Sometimes, court cases have far-reaching implications that extend beyond just one specific case.
That’s exactly what happened in the McMurtrie v. McMurtrie case that was recently concluded on April 22, 2021. Read on to learn more about the details of the case.
The Case
In the landmark case from Chesterfield County, McMurtrie v. McMurtrie (Record No. 200404), the Virginia Supreme Court ruled that a no-contest clause in a trust must be applied to a claim made by the maker of the trust.
In this case, the maker of the trust demanded that the trustees distribute to him all of the trust assets that he previously deposited. The trustees refused and he asked the Court whether his challenge would violate the trust’s no-contest clause.

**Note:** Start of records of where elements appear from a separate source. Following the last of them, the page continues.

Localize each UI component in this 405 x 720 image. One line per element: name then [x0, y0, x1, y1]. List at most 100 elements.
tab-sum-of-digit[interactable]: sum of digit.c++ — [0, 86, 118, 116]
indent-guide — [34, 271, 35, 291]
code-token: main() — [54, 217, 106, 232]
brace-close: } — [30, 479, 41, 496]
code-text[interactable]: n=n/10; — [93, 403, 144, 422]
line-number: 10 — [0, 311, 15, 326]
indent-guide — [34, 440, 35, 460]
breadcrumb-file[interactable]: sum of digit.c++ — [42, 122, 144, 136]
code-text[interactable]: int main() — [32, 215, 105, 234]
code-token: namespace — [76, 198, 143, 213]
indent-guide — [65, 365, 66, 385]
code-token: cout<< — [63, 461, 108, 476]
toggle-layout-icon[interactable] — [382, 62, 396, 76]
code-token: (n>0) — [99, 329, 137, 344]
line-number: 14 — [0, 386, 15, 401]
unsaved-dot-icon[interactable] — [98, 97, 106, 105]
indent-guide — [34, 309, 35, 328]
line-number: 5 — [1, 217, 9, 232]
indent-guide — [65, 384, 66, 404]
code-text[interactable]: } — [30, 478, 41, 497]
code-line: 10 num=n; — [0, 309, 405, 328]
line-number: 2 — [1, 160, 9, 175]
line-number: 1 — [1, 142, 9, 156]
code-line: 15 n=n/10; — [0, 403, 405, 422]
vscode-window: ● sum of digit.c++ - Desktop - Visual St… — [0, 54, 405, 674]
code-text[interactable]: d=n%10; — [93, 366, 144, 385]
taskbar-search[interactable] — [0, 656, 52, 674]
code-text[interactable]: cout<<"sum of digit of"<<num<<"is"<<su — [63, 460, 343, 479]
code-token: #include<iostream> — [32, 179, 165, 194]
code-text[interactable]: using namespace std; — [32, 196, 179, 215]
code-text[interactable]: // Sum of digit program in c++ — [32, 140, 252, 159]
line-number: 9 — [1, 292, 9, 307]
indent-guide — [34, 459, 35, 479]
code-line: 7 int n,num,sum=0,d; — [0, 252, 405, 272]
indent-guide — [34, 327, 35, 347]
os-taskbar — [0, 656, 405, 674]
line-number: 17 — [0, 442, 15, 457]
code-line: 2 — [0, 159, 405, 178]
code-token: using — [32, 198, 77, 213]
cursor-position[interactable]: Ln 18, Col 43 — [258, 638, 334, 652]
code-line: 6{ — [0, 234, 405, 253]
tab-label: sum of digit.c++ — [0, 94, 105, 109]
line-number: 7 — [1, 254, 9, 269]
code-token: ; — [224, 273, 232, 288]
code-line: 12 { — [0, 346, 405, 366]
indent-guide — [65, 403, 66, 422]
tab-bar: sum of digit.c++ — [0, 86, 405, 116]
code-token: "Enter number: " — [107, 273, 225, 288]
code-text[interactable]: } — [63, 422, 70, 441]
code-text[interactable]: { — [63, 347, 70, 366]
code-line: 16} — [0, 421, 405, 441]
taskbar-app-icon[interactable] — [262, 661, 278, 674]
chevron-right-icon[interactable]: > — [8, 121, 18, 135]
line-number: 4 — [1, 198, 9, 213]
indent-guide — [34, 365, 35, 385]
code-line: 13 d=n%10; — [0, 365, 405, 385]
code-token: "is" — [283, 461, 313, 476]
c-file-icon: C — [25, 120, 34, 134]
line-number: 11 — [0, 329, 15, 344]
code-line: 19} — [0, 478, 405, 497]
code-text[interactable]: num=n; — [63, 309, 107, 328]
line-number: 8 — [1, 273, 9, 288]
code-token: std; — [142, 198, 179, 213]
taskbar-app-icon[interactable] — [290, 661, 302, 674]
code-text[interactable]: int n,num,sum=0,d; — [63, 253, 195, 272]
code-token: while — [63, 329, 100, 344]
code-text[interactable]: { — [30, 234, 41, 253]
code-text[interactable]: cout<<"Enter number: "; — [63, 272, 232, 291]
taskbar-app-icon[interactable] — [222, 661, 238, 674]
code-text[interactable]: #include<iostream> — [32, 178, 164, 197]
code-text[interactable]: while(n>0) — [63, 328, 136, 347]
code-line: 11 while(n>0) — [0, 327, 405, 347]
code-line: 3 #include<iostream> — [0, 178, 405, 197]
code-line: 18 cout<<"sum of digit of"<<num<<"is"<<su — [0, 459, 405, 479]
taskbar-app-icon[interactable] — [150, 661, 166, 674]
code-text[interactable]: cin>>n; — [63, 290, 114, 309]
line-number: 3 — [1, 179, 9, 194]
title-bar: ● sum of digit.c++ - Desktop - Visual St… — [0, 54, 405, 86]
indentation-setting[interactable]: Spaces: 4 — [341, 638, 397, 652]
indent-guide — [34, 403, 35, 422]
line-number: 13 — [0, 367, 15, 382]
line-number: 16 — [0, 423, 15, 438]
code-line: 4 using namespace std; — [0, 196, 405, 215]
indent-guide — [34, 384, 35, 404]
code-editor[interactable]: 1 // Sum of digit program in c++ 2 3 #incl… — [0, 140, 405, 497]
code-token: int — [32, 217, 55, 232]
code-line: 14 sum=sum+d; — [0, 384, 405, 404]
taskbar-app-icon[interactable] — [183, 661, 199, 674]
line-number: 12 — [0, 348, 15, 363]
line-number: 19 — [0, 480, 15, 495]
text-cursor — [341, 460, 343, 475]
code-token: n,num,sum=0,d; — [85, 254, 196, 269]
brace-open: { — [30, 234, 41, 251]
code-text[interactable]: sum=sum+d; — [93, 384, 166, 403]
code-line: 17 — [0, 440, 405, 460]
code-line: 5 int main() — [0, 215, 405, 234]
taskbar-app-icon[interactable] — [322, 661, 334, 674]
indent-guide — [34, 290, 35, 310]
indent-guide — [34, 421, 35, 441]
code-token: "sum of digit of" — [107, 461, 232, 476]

Additionally, he was the sole beneficiary of the trust and argued that the no-contest clause should not apply to him.
The Ruling
The Supreme Court of Virginia disagreed, holding that “a no-contest clause in a trust is strictly enforced and strictly construed according to its terms...under these principles; we enforce the language of a no-contest clause ‘without any wincing on our part concerning its alleged harshness or unfairness.’”
The Court, however, did leave an opening for the maker as a beneficiary, holding that the no-contest clause does not bar him from seeking the removal of the trustees for breaching their fiduciary duties.
Ultimately, if the maker of the trust files a petition under the statute to terminate the trust, the statute allows the circuit court to enter an order modifying or terminating the trust. The maker of the trust also has the opportunity to sue for breach of fiduciary duty, which is under his discretion.